MySQL Bugs: #26920: WatchDog termination, reported in error "please report a bug"

Bug #26920	WatchDog termination, reported in error "please report a bug"
Submitted:	7 Mar 2007 14:44	Modified:	27 May 2007 13:57
Reporter:	johnny slakva	Email Updates:
Status:	Verified	Impact on me:	None
Category:	MySQL Cluster: Cluster (NDB) storage engine	Severity:	S3 (Non-critical)
Version:	mysql-5.0	OS:	Linux (RHEL3)
Assigned to:		CPU Architecture:	Any
Tags:	5.0.33, error message, shutdown

Description:
we have a cluster (5.0.33) with 2 datanodes. datanodes were running ok for more than month, but today one of datanodes went down with following message in errorlog:

Status: Temporary error, restart node 
Message: WatchDog terminate, internal error or massive overload on the machine running this node (Internal error, programming error or missing error message, please report a bug) 
Error: 6050 
Error data: Polling for Receive 
Error object: WatchDog.cpp 
Program: /usr/sbin/ndbd 
Pid: 11871 
Trace: /var/lib/mysql-cluster/ndb_1_trace.log.1 
Version: Version 5.0.33 

there really was a high load on server, but i dont think data-critical software should shut down itself in such conditions...

after i restarted that datanode it restarted ok.
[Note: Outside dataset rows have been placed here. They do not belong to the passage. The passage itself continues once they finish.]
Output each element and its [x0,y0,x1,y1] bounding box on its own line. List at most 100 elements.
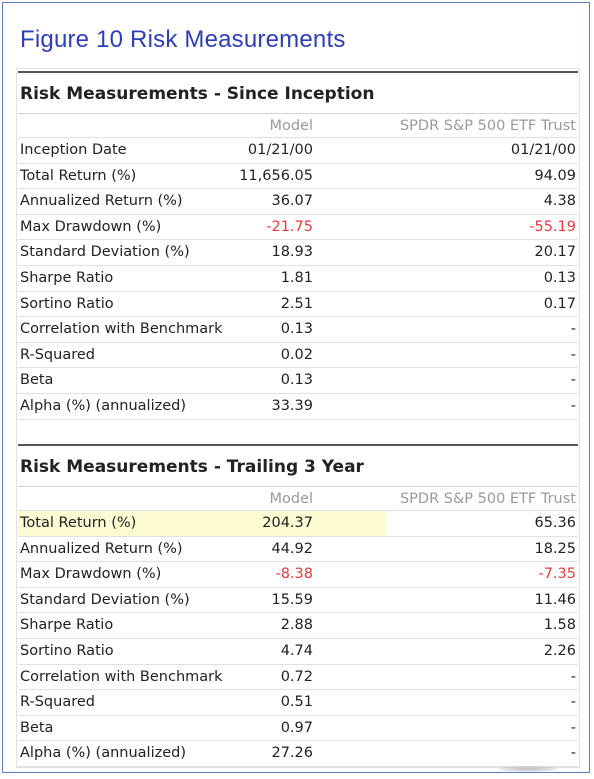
metric-label: Annualized Return (%) [20,193,183,210]
metric-label: Max Drawdown (%) [20,218,162,235]
benchmark-value: -7.35 [538,566,576,583]
benchmark-value: 65.36 [534,515,576,531]
model-value: 27.26 [271,745,313,762]
model-value: 0.13 [280,372,313,389]
table-header-row: Model SPDR S&P 500 ETF Trust [18,114,578,138]
metric-label: Total Return (%) [20,515,137,531]
model-value: 0.51 [280,694,313,711]
benchmark-value: - [570,321,576,338]
table-row: Standard Deviation (%) 15.59 11.46 [18,588,578,614]
benchmark-value: - [570,745,576,762]
model-value: 2.88 [280,617,313,634]
metric-label: Beta [20,372,54,389]
figure-frame [2,2,590,773]
table-row: Beta 0.13 - [18,368,578,394]
benchmark-value: 11.46 [534,591,576,608]
trailing-3-year-title: Risk Measurements - Trailing 3 Year [18,446,578,487]
benchmark-value: 1.58 [543,617,576,634]
model-column-header: Model [269,491,313,507]
table-row: Total Return (%) 11,656.05 94.09 [18,164,578,190]
benchmark-value: - [570,372,576,389]
model-value: 4.74 [280,642,313,659]
benchmark-value: - [570,694,576,711]
model-value: 1.81 [280,269,313,286]
model-value: 36.07 [271,193,313,210]
benchmark-value: 18.25 [534,540,576,557]
table-row: Sortino Ratio 4.74 2.26 [18,639,578,665]
metric-label: R-Squared [20,694,95,711]
model-value: 0.13 [280,321,313,338]
table-row: Max Drawdown (%) -8.38 -7.35 [18,562,578,588]
benchmark-column-header: SPDR S&P 500 ETF Trust [399,491,576,507]
model-value: 204.37 [262,515,313,531]
metric-label: Alpha (%) (annualized) [20,745,186,762]
table-row: Sortino Ratio 2.51 0.17 [18,292,578,318]
metric-label: Sortino Ratio [20,295,114,312]
metric-label: Sharpe Ratio [20,269,114,286]
since-inception-title: Risk Measurements - Since Inception [18,73,578,114]
benchmark-value: 01/21/00 [510,142,576,158]
table-row: Beta 0.97 - [18,716,578,742]
benchmark-value: 0.13 [543,269,576,286]
section-top-rule [18,71,578,73]
table-row: Inception Date 01/21/00 01/21/00 [18,138,578,164]
model-value: -8.38 [275,566,313,583]
benchmark-value: 2.26 [543,642,576,659]
model-value: 11,656.05 [239,167,313,184]
table-row: Standard Deviation (%) 18.93 20.17 [18,240,578,266]
benchmark-value: - [570,668,576,685]
corner-shadow [498,766,558,772]
metric-label: Sharpe Ratio [20,617,114,634]
model-value: 18.93 [271,244,313,261]
metric-label: Sortino Ratio [20,642,114,659]
metric-label: R-Squared [20,346,95,363]
metric-label: Total Return (%) [20,167,137,184]
model-value: 2.51 [280,295,313,312]
row-highlight [18,511,386,536]
metric-label: Correlation with Benchmark [20,668,223,685]
table-row: Annualized Return (%) 36.07 4.38 [18,189,578,215]
table-row: Sharpe Ratio 2.88 1.58 [18,613,578,639]
metric-label: Standard Deviation (%) [20,591,190,608]
benchmark-value: 20.17 [534,244,576,261]
table-row: Annualized Return (%) 44.92 18.25 [18,537,578,563]
benchmark-value: 0.17 [543,295,576,312]
metric-label: Alpha (%) (annualized) [20,397,186,414]
metric-label: Beta [20,719,54,736]
benchmark-value: 4.38 [543,193,576,210]
table-row: Max Drawdown (%) -21.75 -55.19 [18,215,578,241]
benchmark-value: -55.19 [529,218,576,235]
section-top-rule [18,444,578,446]
metric-label: Standard Deviation (%) [20,244,190,261]
model-value: 0.02 [280,346,313,363]
metric-label: Inception Date [20,142,127,158]
figure-title: Figure 10 Risk Measurements [20,26,346,53]
model-column-header: Model [269,118,313,134]
benchmark-value: - [570,719,576,736]
model-value: 0.97 [280,719,313,736]
since-inception-section: Risk Measurements - Since Inception Mode… [18,71,578,446]
benchmark-value: - [570,397,576,414]
model-value: 33.39 [271,397,313,414]
table-row: Correlation with Benchmark 0.13 - [18,317,578,343]
table-row: Alpha (%) (annualized) 27.26 - [18,741,578,767]
model-value: 15.59 [271,591,313,608]
model-value: 01/21/00 [247,142,313,158]
metric-label: Max Drawdown (%) [20,566,162,583]
table-row: Correlation with Benchmark 0.72 - [18,665,578,691]
model-value: 0.72 [280,668,313,685]
metric-label: Correlation with Benchmark [20,321,223,338]
benchmark-value: - [570,346,576,363]
model-value: 44.92 [271,540,313,557]
benchmark-column-header: SPDR S&P 500 ETF Trust [399,118,576,134]
table-row: Alpha (%) (annualized) 33.39 - [18,394,578,420]
table-row: Sharpe Ratio 1.81 0.13 [18,266,578,292]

seems similar problem was reported in http://bugs.mysql.com/bug.php?id=21743.

How to repeat:
i'm not sure how can this be repeated, as it happened once during a month running. probably high load should be made on datanode server.

Suggested fix:
either fix software somehow, or document what are conditions for node to go down, so we know what to avoid.

Johnny,

The error message should be improved.

As for the node going down, a ndbd may terminate under high load.  This is controlled by the watchdog timeout config setting.

Can you confirm that this is a high load situation?

Do you feel that this behavior needs better documentation?

BR,

Tomas

Johnny,

The error message should be improved.

As for the node going down, a ndbd may terminate under high load.  This is controlled by the watchdog timeout config setting.

Can you confirm that this is a high load situation?

Do you feel that this behavior needs better documentation?

BR,

Tomas

thank you for response, 

i think most probably there was high load...

i think i've read about watchdog timeout in documentation, so if this was watchdog termination, then i think would be good to change error message to point to this specific condition.

Or if this was something else, then would be good to make it slightly clearer, so user can know what condition on server triggered it and/or what configuration parameters are relevant.

This didnt repeat for us since that time though.

johnny